Yeah, that's kind of what I meant ... maybe I should have added/said "geo"politics, given that more square footage (at the Getty) was devoted to the late ex-pat works than any other room.

I totally agree on the incomplete hand. At the risk of asking one of those questions curators HATE: Why did the curator choose not to do a full David retro? There's never been one in the US, amazingly 'nuff.

JL

Why did the curator choose not to do a full David retro? There's never been one in the US, amazingly 'nuff.

And I doubt there ever will be. The loans will never happen, at least not enough of them for a plausible full retro. Given that the Getty and the Clark both recently acquired late works, and there are a number of those in American collections and others one could get from Europe, they put together the fullest possible look at the second half of his career that they could. The problem is, that isn't satisfying.

At the risk of repeating myself ad nauseum, focusing on the portraits would have been a much better idea.
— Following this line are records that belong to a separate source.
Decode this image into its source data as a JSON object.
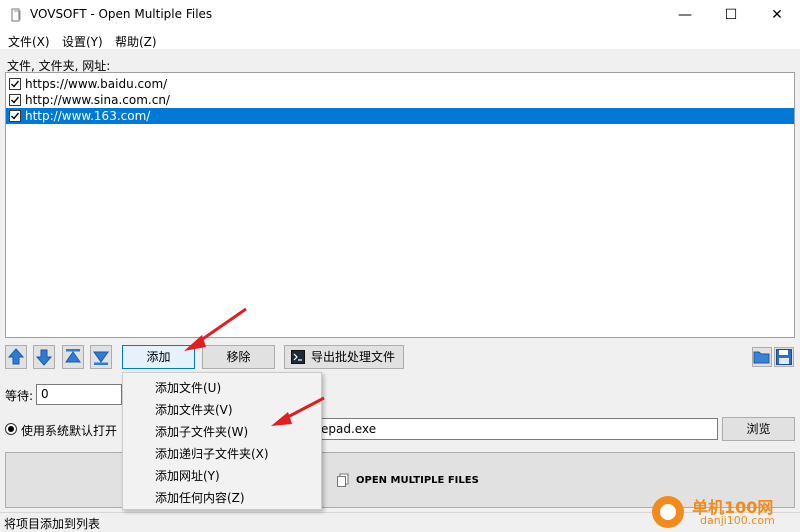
{
  "window": {
    "title": "VOVSOFT - Open Multiple Files",
    "minimize": "—",
    "maximize": "☐",
    "close": "✕"
  },
  "menu": [
    {
      "label": "文件(X)"
    },
    {
      "label": "设置(Y)"
    },
    {
      "label": "帮助(Z)"
    }
  ],
  "list": {
    "label": "文件, 文件夹, 网址:",
    "items": [
      {
        "text": "https://www.baidu.com/",
        "checked": true,
        "selected": false
      },
      {
        "text": "http://www.sina.com.cn/",
        "checked": true,
        "selected": false
      },
      {
        "text": "http://www.163.com/",
        "checked": true,
        "selected": true
      }
    ]
  },
  "toolbar": {
    "move_up": "arrow-up-icon",
    "move_down": "arrow-down-icon",
    "move_top": "arrow-top-icon",
    "move_bottom": "arrow-bottom-icon",
    "add_label": "添加",
    "remove_label": "移除",
    "export_label": "导出批处理文件",
    "open_list": "folder-open-icon",
    "save_list": "save-icon"
  },
  "wait": {
    "label": "等待:",
    "value": "0"
  },
  "open_with": {
    "radio_label": "使用系统默认打开",
    "path_fragment": "epad.exe",
    "browse_label": "浏览"
  },
  "main_button": {
    "label": "OPEN MULTIPLE FILES"
  },
  "dropdown": {
    "items": [
      {
        "label": "添加文件(U)"
      },
      {
        "label": "添加文件夹(V)"
      },
      {
        "label": "添加子文件夹(W)"
      },
      {
        "label": "添加递归子文件夹(X)"
      },
      {
        "label": "添加网址(Y)"
      },
      {
        "label": "添加任何内容(Z)"
      }
    ]
  },
  "status": {
    "text": "将项目添加到列表"
  },
  "watermark": {
    "brand": "单机100网",
    "url": "danji100.com"
  },
  "colors": {
    "selection": "#0078d7",
    "annotation_arrow": "#e02020",
    "toolbar_arrow": "#2e7bd6"
  }
}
They could have surveyed the full chronology of David's career (probably) and explored the political aspects of his work but also a number of interesting social and formal aspects of the work. As James Panero suggested in his review, linked to in one of the posts below, they could even have added in a little Greuze or Ingres to show the development of French portraiture before and after. Napoleon could still be in, too.

I don't want to say they didn't do this just because the Getty owns one of the late history paintings. I prefer to think they were ambitious and it didn't work out. I'm very happy I got the chance to see it, though. I may go again.